Reputation: 45105
I have written a control that makes a star formation, the number of points and the length of each point is configurable via dependency properties. I can bind them to Slider controls and it all works.
Now I've written a behaviour that 'injects' this star control into the visual tree of a loaded control and then, in code, makes an animation to make the star grow and disappear like a cartoon flash going off.
My animation doesn't run. The Storyboard.Completed
event fires, but a breakpoint in the change handler for the dependency property being animated is never hit after its initial setting when the page loads.
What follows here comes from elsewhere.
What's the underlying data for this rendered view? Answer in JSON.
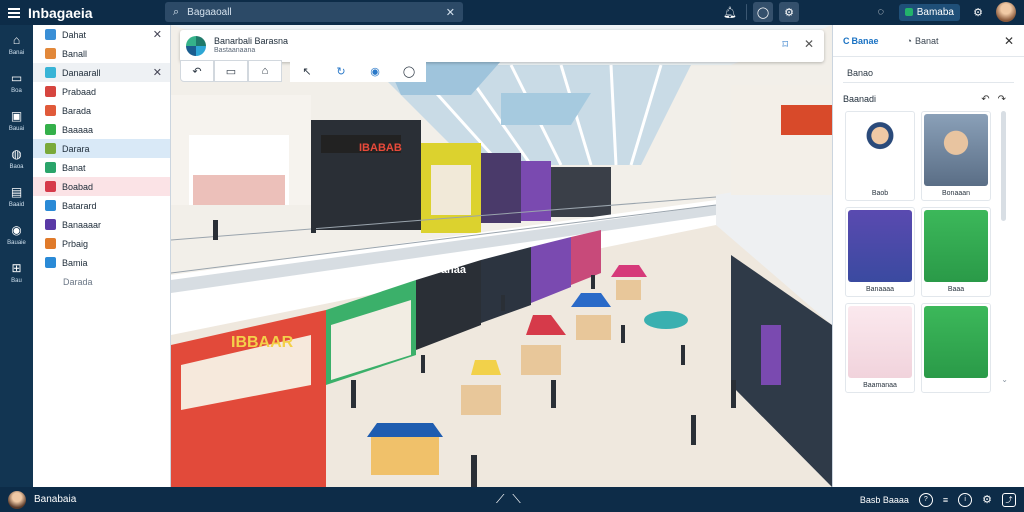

I'm using a couple of DoubleAnimation
instances.
(this is Q/A I solved it after 3 hours)
Upvotes: 1
Views: 78
Reputation: 45105
You need to set the EnableDependentAnimation
property on your DoubleAnimation
s. From MSDN:
Not all custom animations you create can run by default in a Windows Runtime app, if the animation system determines that the animation might cause bad performance in your UI. Animations where the system determines there could be a performance impact are called dependent animations. It's dependent because the clocking of your animation is directly working against the UI thread, which is also where active user input and other updates are trying to apply the runtime changes to UI. A dependent animation that's consuming extensive system resources on the UI thread can make the app appear unresponsive in certain situations. If your animation causes a layout change or otherwise has the potential to impact performance on the UI thread, you often need to explicitly enable the animation to see it run. That's what the EnableDependentAnimation property on specific animation classes is for. See Dependent and independent animations for more info.
Very discoverable. Lucky you chose to RTFM on this day, else you could have ended up writing your own timers and stuff to force all the rest of the work on the clever star control not to have been wasted.